The effect of the different treatments doesn’t depend on the time it is presented. We were not able to detect a statistically significant interaction between treatment and time (week) (P = 0.055). These results suggest that the presence of males does not significantly affect oviposition or egg viability, but these two factors are affected by the age of the adults, resulting in a general trend of diminishing number of eggs and decline in viability over time, with an intervening cyclical increase and decrease.

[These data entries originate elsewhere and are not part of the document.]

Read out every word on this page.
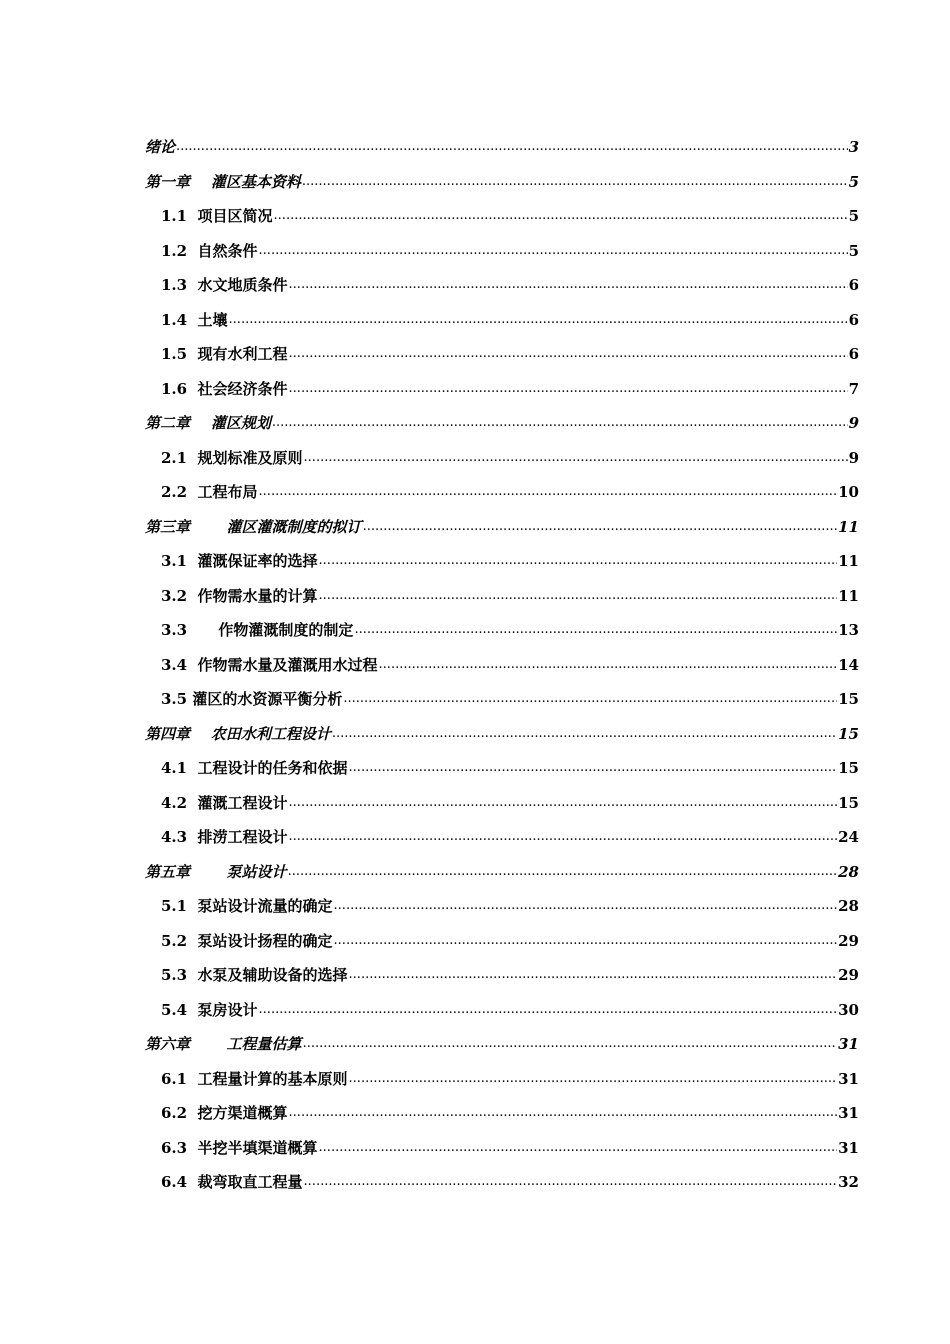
绪论 .....	3
第一章    灌区基本资料 .....	5
1.1  项目区简况 .....	5
1.2  自然条件 .....	5
1.3  水文地质条件 .....	6
1.4  土壤 .....	6
1.5  现有水利工程 .....	6
1.6  社会经济条件 .....	7
第二章    灌区规划 .....	9
2.1  规划标准及原则 .....	9
2.2  工程布局 .....	10
第三章       灌区灌溉制度的拟订 .....	11
3.1  灌溉保证率的选择 .....	11
3.2  作物需水量的计算 .....	11
3.3      作物灌溉制度的制定 .....	13
3.4  作物需水量及灌溉用水过程 .....	14
3.5 灌区的水资源平衡分析 .....	15
第四章    农田水利工程设计 .....	15
4.1  工程设计的任务和依据 .....	15
4.2  灌溉工程设计 .....	15
4.3  排涝工程设计 .....	24
第五章       泵站设计 .....	28
5.1  泵站设计流量的确定 .....	28
5.2  泵站设计扬程的确定 .....	29
5.3  水泵及辅助设备的选择 .....	29
5.4  泵房设计 .....	30
第六章       工程量估算 .....	31
6.1  工程量计算的基本原则 .....	31
6.2  挖方渠道概算 .....	31
6.3  半挖半填渠道概算 .....	31
6.4  裁弯取直工程量 .....	32
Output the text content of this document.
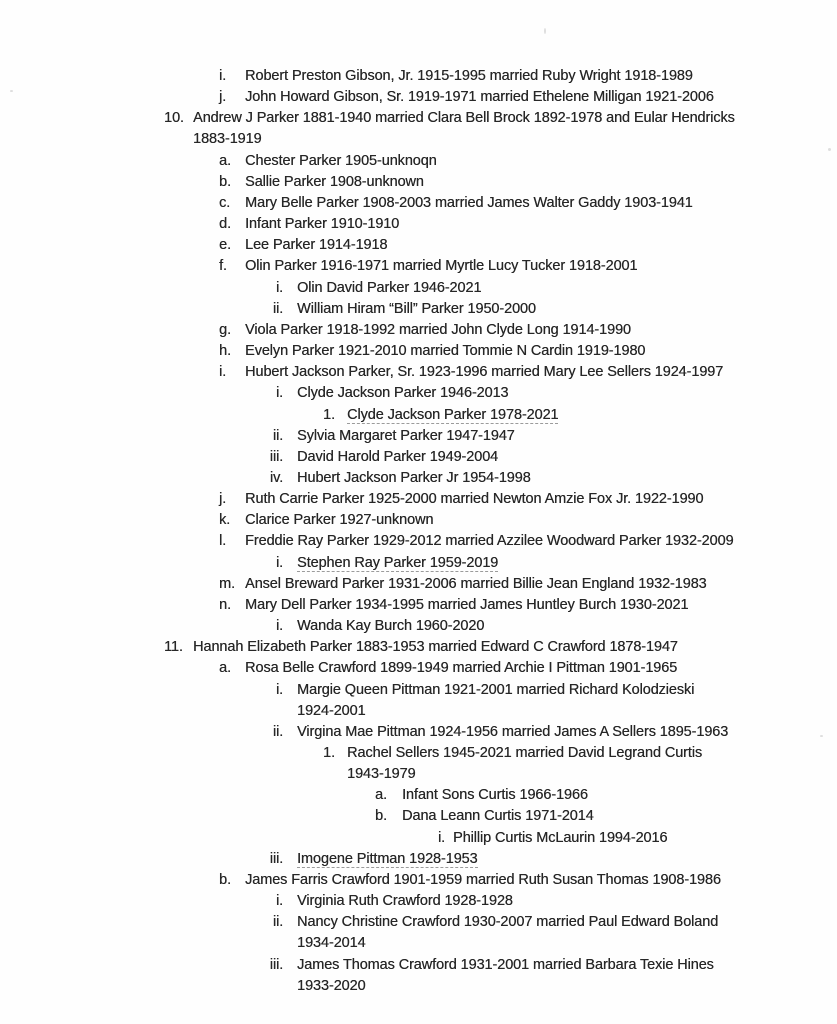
i.	Robert Preston Gibson, Jr. 1915-1995 married Ruby Wright 1918-1989
j.	John Howard Gibson, Sr. 1919-1971 married Ethelene Milligan 1921-2006
10. Andrew J Parker 1881-1940 married Clara Bell Brock 1892-1978 and Eular Hendricks
1883-1919
a. Chester Parker 1905-unknoqn
b. Sallie Parker 1908-unknown
c.	Mary Belle Parker 1908-2003 married James Walter Gaddy 1903-1941
d. Infant Parker 1910-1910
e. Lee Parker 1914-1918
f.	Olin Parker 1916-1971 married Myrtle Lucy Tucker 1918-2001
i. Olin David Parker 1946-2021
ii. William Hiram “Bill” Parker 1950-2000
g. Viola Parker 1918-1992 married John Clyde Long 1914-1990
h. Evelyn Parker 1921-2010 married Tommie N Cardin 1919-1980
i.	Hubert Jackson Parker, Sr. 1923-1996 married Mary Lee Sellers 1924-1997
i. Clyde Jackson Parker 1946-2013
1. Clyde Jackson Parker 1978-2021
ii. Sylvia Margaret Parker 1947-1947
iii. David Harold Parker 1949-2004
iv. Hubert Jackson Parker Jr 1954-1998
j.	Ruth Carrie Parker 1925-2000 married Newton Amzie Fox Jr. 1922-1990
k.	Clarice Parker 1927-unknown
l.	Freddie Ray Parker 1929-2012 married Azzilee Woodward Parker 1932-2009
i. Stephen Ray Parker 1959-2019
m. Ansel Breward Parker 1931-2006 married Billie Jean England 1932-1983
n. Mary Dell Parker 1934-1995 married James Huntley Burch 1930-2021
i. Wanda Kay Burch 1960-2020
11. Hannah Elizabeth Parker 1883-1953 married Edward C Crawford 1878-1947
a. Rosa Belle Crawford 1899-1949 married Archie I Pittman 1901-1965
i. Margie Queen Pittman 1921-2001 married Richard Kolodzieski
1924-2001
ii. Virgina Mae Pittman 1924-1956 married James A Sellers 1895-1963
1. Rachel Sellers 1945-2021 married David Legrand Curtis
1943-1979
a.	Infant Sons Curtis 1966-1966
b.	Dana Leann Curtis 1971-2014
i. Phillip Curtis McLaurin 1994-2016
iii. Imogene Pittman 1928-1953
b. James Farris Crawford 1901-1959 married Ruth Susan Thomas 1908-1986
i. Virginia Ruth Crawford 1928-1928
ii. Nancy Christine Crawford 1930-2007 married Paul Edward Boland
1934-2014
iii. James Thomas Crawford 1931-2001 married Barbara Texie Hines
1933-2020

Fig. 1 and Fig. 2 suggest the existence of a cyclical pattern of oviposition and egg viability with a variable periodicity. This could be due to the reproductive physiology of the females or the existence of a mechanism of population self-regulation, as described by Padmanaban and Sathiamoothy (2001) for the banana tree borer Odoiporus longicollis Olivier. This reduces the number of eggs deposited as the borers become more frequent on their host, indicating the existence of a spacer pheromone, which may deter oviposition by females of the same species. Koppenhofer (1993) observed that females of the banana weevil, Cosmopolites sordidus Germar, laid an average of 2.7 eggs/week in rhizome and 0.7 eggs/week in banana pseudo stem in the laboratory, and oviposition declined in high populations. However, Gold and Messiaen (2000) found that the oviposition rate of C. sordidus is one egg per week. Adair et al. (1999) found that, under laboratory conditions, females of Diaprepes abbreviatus L., a weevil pest of citrus fruits, deposited approximately 60 masses of between 30 and 260 eggs each, with an average of 5000 eggs during their lifetime. The results suggest that females store enough sperm in their spermatheca to fertilize eggs for 20 wk, making multiple copulation unnecessary. The females may have the capacity to select the sperm to fertilize the eggs, as mentioned by (Córdoba 2000). In some cases the female is discriminatory in fertilization of her eggs, and can even avoid using the last male’s sperm (Siva-Jothy & Hooper 1996).